I took a swallow of cabernet. It was vinegary, as if it had sat open in the bar too long. Served me right for ordering pricey wine in a neighborhood that only three years ago had been proud to serve Mogen David by the bottle.

 

“I’d be a mighty poor confidential investigator if I told a complete stranger who was hiring me to do a job. Especially a stranger who is asking questions about an immigrant who died in an unpleasant and, as it turns out, suspicious way. Perhaps you’re an undercover INS agent? Perhaps even an agent of the Iraqi secret police—what are they called? Ammo or something?”

 

“Amn,” he corrected. “Yes, I see the problem.”

 

He tapped a finger on his coffee cup and finally decided he’d have to reveal something if I was going to talk. “My interest is in political prisoners. I’ve written on that subject off and on in various places for over a decade.
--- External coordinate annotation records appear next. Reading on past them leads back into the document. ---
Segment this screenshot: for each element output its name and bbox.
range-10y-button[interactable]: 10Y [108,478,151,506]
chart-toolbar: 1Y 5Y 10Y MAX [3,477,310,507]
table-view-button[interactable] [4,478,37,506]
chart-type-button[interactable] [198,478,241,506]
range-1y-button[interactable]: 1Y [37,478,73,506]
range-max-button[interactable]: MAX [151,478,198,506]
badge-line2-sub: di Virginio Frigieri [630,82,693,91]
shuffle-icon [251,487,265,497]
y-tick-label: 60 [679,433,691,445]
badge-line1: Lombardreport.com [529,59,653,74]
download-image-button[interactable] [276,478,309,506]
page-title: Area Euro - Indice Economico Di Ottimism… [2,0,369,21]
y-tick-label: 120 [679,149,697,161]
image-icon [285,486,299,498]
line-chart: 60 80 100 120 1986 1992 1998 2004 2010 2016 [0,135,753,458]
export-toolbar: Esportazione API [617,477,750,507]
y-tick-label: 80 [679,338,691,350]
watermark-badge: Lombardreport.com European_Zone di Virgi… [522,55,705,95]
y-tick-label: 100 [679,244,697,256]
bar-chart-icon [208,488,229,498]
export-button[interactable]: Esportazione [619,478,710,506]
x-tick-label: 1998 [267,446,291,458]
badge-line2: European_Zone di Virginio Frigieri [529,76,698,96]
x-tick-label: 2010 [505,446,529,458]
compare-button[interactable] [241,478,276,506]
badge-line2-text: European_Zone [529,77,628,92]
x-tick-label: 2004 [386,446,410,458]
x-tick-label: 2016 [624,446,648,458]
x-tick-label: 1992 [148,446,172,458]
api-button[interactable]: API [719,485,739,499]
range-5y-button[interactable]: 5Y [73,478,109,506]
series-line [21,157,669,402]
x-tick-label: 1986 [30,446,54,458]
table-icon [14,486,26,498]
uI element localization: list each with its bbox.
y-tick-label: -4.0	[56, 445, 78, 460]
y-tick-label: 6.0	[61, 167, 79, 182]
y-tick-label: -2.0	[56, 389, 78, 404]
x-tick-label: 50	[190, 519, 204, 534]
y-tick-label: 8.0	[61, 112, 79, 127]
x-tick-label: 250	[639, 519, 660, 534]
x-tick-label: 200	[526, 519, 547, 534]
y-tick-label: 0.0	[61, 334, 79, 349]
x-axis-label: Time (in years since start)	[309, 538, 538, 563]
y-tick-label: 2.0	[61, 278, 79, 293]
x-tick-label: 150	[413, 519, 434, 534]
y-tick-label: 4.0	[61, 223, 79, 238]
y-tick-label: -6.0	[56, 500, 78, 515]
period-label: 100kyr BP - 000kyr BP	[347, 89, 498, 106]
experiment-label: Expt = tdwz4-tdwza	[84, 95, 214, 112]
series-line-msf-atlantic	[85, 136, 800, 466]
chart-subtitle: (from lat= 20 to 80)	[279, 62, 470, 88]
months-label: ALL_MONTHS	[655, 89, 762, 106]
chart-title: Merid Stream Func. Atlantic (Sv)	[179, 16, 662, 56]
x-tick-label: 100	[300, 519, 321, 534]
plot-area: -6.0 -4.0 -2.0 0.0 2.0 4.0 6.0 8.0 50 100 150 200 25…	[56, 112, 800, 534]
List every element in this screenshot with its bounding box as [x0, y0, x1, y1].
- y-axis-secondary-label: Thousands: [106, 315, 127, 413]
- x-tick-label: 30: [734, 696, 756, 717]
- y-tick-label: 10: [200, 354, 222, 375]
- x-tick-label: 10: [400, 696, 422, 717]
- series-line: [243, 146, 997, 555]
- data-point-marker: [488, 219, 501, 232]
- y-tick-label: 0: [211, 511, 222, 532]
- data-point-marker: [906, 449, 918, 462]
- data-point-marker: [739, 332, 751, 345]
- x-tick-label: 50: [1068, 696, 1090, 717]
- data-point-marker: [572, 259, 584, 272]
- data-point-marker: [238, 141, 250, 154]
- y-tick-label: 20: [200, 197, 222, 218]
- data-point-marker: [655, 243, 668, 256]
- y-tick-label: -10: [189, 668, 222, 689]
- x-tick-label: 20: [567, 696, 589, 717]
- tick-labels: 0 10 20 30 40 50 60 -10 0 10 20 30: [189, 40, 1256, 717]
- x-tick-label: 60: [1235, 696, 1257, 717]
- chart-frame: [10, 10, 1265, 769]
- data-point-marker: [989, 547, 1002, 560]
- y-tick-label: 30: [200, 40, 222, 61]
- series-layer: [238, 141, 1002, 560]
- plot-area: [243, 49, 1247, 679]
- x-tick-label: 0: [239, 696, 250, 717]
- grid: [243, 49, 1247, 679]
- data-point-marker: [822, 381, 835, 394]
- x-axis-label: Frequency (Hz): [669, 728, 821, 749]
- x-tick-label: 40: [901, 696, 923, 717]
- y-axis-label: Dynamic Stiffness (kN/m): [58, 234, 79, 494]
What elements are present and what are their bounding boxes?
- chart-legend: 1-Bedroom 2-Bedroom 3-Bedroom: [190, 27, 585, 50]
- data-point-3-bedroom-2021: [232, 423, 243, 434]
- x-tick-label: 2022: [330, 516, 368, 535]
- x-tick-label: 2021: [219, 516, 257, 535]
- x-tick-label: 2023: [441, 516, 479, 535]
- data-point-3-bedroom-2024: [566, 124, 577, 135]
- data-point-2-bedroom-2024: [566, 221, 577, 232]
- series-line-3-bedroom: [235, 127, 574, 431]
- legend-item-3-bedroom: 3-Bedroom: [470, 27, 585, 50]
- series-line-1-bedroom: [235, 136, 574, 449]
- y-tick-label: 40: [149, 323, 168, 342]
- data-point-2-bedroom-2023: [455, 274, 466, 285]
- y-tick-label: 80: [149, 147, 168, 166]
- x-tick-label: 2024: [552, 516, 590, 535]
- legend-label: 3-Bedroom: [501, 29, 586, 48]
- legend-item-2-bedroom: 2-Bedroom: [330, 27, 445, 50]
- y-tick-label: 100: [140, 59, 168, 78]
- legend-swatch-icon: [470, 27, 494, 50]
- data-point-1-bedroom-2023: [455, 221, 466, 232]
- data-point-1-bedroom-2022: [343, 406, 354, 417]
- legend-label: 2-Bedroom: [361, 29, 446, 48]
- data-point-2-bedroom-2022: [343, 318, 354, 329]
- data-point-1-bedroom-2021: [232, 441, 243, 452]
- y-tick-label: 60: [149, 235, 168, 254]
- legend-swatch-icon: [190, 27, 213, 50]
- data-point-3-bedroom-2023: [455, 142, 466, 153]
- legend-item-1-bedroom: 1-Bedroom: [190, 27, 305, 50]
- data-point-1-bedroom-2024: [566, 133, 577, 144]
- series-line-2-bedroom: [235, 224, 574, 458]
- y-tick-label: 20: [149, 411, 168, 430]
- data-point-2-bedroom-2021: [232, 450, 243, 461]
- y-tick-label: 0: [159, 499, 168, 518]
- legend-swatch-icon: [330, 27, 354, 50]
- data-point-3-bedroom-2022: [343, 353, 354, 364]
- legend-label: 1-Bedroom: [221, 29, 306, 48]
My work has appeared in places like The New Yorker, but a lot of what I write is for organizations like Americas Watch or the Grete Berman Institute. They’re the ones who commissioned this particular book.”

 

I’d vaguely heard of the Grete Berman Institute—a man whose mother died in the Holocaust had endowed it to help torture survivors recover. “This particular book being about?”

 

He ate some of the nuts on the table. “I’m curious about the life political refugees can make, whether they find unusual obstacles or sources of strength in starting out fresh in a new place. If a man—or woman—was a professional in their home country, they’re often welcomed by an academic institution, here or in Europe. Anyway, professionals are the kind of people who most often have the resources and contacts to emigrate once they’ve been released from prison. But what of someone outside that professional milieu who leaves home? What happens to him then?”

 

The waiter stopped with the stock inquiry; I asked him to take the cabernet away and bring me a glass of Black Label, neat. “I see. Aisha’s father.”

 

“Yes. Aisha’s father. What led you to him?”

 

I smiled. “I grew up in an immigrant neighborhood much like Aisha’s and Mina’s. There’s no such thing as a secret among the children, especially if it involves someone like you—or me—coming in from the outside.”